A key way for physicians and scientists to evaluate treatment approaches  is by reviewing the published professional literature. Publication includes the peer-review process by which experts in the particular field at the journal review the work submitted.
This typically includes a careful review of the background, design, methods, results, statistics, and conclusions.
When an article is accepted and published, it has been evaluated at multiple levels. This filtering process lets significant, carefully evaluated and vetted work be published.
A highly venerable source of medical publications is called PubMed. PubMed is part of the US National Library of Medicine and National Institutes of Health of the United States.  For journals to be listed on PubMed requires a lengthy, multi-year process.  Only thoroughly vetted and highly regarded journals become listed, further filtering for quality publications. This results in a large database of articles  from the best, most reliable journals.
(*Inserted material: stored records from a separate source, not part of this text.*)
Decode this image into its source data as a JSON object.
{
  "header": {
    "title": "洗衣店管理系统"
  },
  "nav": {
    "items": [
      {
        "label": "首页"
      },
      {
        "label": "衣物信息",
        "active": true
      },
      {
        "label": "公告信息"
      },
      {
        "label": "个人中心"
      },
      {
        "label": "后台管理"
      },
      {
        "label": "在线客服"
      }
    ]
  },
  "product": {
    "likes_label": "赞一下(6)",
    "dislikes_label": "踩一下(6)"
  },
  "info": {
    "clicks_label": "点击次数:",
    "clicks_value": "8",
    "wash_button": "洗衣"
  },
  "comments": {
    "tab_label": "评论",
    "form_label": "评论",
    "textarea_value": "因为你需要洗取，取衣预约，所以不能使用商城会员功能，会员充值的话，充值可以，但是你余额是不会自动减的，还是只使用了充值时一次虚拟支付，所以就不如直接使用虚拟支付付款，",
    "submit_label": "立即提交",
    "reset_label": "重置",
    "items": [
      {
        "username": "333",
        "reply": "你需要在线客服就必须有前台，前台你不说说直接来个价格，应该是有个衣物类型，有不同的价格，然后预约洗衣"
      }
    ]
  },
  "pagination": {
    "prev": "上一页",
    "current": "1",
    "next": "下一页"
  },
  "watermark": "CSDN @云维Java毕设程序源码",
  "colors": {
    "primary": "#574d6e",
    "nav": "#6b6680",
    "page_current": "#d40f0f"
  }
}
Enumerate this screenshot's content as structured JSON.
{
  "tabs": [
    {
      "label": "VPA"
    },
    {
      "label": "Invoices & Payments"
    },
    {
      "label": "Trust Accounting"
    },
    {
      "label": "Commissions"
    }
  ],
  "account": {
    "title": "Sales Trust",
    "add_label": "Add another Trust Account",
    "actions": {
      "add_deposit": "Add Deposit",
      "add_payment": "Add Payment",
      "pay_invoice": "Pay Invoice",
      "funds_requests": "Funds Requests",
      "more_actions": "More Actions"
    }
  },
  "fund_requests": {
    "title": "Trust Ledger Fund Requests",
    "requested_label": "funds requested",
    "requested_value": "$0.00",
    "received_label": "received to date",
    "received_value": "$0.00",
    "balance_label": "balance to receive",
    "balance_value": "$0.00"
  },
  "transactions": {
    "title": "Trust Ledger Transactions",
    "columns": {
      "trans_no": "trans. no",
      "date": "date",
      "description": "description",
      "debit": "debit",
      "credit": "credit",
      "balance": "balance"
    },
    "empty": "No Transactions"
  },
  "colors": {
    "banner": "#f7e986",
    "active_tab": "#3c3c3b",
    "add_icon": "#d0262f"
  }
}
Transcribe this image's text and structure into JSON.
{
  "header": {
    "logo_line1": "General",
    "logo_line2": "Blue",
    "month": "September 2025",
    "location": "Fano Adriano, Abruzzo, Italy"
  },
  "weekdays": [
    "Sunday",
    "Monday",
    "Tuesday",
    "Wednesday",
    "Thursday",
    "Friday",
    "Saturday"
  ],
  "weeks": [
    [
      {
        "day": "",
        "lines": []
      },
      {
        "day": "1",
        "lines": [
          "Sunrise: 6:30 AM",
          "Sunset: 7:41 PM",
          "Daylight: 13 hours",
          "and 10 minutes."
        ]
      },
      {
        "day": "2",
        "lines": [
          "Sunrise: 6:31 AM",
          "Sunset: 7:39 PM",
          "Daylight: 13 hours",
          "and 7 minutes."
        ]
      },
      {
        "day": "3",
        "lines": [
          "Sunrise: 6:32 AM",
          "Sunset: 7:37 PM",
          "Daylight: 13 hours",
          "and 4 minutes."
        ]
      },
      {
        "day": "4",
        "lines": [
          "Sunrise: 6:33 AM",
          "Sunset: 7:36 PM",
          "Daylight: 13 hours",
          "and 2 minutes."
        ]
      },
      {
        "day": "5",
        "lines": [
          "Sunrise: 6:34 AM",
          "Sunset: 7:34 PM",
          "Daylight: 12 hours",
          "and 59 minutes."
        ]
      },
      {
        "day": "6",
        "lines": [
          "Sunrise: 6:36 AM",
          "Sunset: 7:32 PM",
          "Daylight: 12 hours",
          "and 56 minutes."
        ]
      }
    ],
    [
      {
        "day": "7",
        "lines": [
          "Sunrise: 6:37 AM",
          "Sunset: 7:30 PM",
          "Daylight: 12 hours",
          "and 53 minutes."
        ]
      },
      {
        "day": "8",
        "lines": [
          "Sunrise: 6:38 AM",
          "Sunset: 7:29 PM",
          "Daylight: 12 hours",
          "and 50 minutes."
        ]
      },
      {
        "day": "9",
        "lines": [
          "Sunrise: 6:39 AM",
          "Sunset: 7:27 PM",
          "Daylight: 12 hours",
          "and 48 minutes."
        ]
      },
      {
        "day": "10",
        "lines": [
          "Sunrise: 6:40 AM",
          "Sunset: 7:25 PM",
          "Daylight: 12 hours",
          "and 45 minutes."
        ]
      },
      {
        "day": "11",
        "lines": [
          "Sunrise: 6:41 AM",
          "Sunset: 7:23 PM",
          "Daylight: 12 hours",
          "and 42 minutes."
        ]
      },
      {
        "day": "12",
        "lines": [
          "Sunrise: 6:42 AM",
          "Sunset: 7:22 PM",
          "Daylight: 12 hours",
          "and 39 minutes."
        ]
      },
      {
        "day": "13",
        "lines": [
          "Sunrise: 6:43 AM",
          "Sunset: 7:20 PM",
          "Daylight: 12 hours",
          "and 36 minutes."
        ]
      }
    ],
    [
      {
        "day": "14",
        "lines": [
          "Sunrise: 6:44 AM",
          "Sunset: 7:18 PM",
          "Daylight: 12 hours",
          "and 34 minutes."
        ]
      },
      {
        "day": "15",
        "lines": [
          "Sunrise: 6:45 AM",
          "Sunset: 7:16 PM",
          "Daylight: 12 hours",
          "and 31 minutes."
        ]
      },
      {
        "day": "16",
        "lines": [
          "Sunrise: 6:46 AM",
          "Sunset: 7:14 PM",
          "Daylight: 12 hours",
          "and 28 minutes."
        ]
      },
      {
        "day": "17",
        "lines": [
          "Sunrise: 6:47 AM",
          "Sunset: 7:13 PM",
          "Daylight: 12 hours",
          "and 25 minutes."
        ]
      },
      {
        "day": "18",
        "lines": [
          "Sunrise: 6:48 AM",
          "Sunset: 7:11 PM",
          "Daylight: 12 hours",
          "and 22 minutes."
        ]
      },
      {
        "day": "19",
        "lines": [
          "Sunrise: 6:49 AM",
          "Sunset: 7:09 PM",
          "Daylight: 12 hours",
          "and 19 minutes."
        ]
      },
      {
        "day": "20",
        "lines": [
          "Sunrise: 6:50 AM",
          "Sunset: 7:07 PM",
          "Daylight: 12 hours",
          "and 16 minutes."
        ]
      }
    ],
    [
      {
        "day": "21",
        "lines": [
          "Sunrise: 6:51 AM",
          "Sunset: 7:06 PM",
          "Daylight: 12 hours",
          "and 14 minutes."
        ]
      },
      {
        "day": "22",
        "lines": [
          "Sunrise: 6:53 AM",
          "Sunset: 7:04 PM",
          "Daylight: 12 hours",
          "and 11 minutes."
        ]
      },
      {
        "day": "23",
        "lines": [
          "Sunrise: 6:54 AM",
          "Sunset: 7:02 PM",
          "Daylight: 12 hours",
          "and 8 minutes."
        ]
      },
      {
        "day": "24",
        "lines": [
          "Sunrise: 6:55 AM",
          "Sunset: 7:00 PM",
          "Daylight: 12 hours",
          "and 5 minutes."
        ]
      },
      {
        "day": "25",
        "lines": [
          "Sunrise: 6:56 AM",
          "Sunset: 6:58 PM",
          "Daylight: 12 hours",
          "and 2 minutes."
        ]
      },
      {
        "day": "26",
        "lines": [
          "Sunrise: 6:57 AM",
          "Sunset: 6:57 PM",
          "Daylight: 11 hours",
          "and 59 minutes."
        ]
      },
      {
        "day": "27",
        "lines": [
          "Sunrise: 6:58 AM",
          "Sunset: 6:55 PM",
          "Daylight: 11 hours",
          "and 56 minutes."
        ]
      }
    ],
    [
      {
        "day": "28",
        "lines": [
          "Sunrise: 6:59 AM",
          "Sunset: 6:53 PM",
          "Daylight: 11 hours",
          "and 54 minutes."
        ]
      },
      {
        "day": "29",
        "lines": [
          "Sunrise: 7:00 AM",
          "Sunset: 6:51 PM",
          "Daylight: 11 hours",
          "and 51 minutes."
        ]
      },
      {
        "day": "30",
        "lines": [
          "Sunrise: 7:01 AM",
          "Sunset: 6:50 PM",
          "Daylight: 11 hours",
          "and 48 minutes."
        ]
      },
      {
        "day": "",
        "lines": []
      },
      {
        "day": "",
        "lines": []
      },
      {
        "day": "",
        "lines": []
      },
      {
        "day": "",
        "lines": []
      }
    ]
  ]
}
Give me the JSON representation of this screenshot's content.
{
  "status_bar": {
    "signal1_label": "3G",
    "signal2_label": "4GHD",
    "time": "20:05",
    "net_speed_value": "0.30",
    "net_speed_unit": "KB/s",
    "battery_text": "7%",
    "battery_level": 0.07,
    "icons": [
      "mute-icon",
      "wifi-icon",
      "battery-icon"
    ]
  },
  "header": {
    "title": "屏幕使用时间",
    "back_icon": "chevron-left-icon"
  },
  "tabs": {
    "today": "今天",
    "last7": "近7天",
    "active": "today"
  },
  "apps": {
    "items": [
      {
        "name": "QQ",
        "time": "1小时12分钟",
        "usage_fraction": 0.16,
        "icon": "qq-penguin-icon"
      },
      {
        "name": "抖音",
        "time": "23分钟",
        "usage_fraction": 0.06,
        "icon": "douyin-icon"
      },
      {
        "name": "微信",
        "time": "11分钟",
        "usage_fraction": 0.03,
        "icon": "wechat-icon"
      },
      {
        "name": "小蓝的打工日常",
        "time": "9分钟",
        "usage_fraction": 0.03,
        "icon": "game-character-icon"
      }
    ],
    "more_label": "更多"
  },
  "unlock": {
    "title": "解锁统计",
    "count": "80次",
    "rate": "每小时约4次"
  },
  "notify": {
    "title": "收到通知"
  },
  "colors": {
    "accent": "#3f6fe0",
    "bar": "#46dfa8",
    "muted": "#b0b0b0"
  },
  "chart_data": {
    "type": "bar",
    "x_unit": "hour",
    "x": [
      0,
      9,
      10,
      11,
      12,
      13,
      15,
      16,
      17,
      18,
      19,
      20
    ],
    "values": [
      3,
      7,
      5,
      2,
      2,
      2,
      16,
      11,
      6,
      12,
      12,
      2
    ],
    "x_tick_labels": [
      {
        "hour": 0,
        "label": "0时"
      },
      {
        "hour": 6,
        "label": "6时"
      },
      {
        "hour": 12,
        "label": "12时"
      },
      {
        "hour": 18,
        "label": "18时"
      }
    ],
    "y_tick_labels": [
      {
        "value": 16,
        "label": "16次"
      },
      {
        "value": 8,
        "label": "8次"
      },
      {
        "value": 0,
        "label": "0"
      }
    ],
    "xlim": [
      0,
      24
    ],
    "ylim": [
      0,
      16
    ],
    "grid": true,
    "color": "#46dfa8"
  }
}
Any person can go to PubMed and put in search terms for their disease along with Bone Marrow Derived Stem Cells or Stem Cells (BMSC) .  Just this search term alone yields almost 20,000 articles- this reflects the enormous amount of research that has been done concerning BMSC.  This can be narrowed easily by putting in specific diseases or conditions as well.  This is search focused on real science, not advertisements or clicks. The articles typically have an abstract which is a summary of the article with key points. Although sometimes there are scientific terms and special knowledge needed to fully comprehend the abstract, a little effort will yield a remarkable amount of understanding for you.  Don't think searching the first page or two of Google or Bing will give you the real information you need to make a decision about treatment.  Do your homework and don't be mislead by sensational or trashy statements posted on search engines.

Another large compendium is PLOS or the Public Library of Science. There are also a number of other lesser known compendiums with quality journals.

Doing your own background work will help you become comfortable with the subject and able to make better decisions as to whether stem cells, and specifically the BMSC approach we use, is something you should consider.  Listening to advertisements, blogs and rants on the internet is definitely not the best way to make decisions!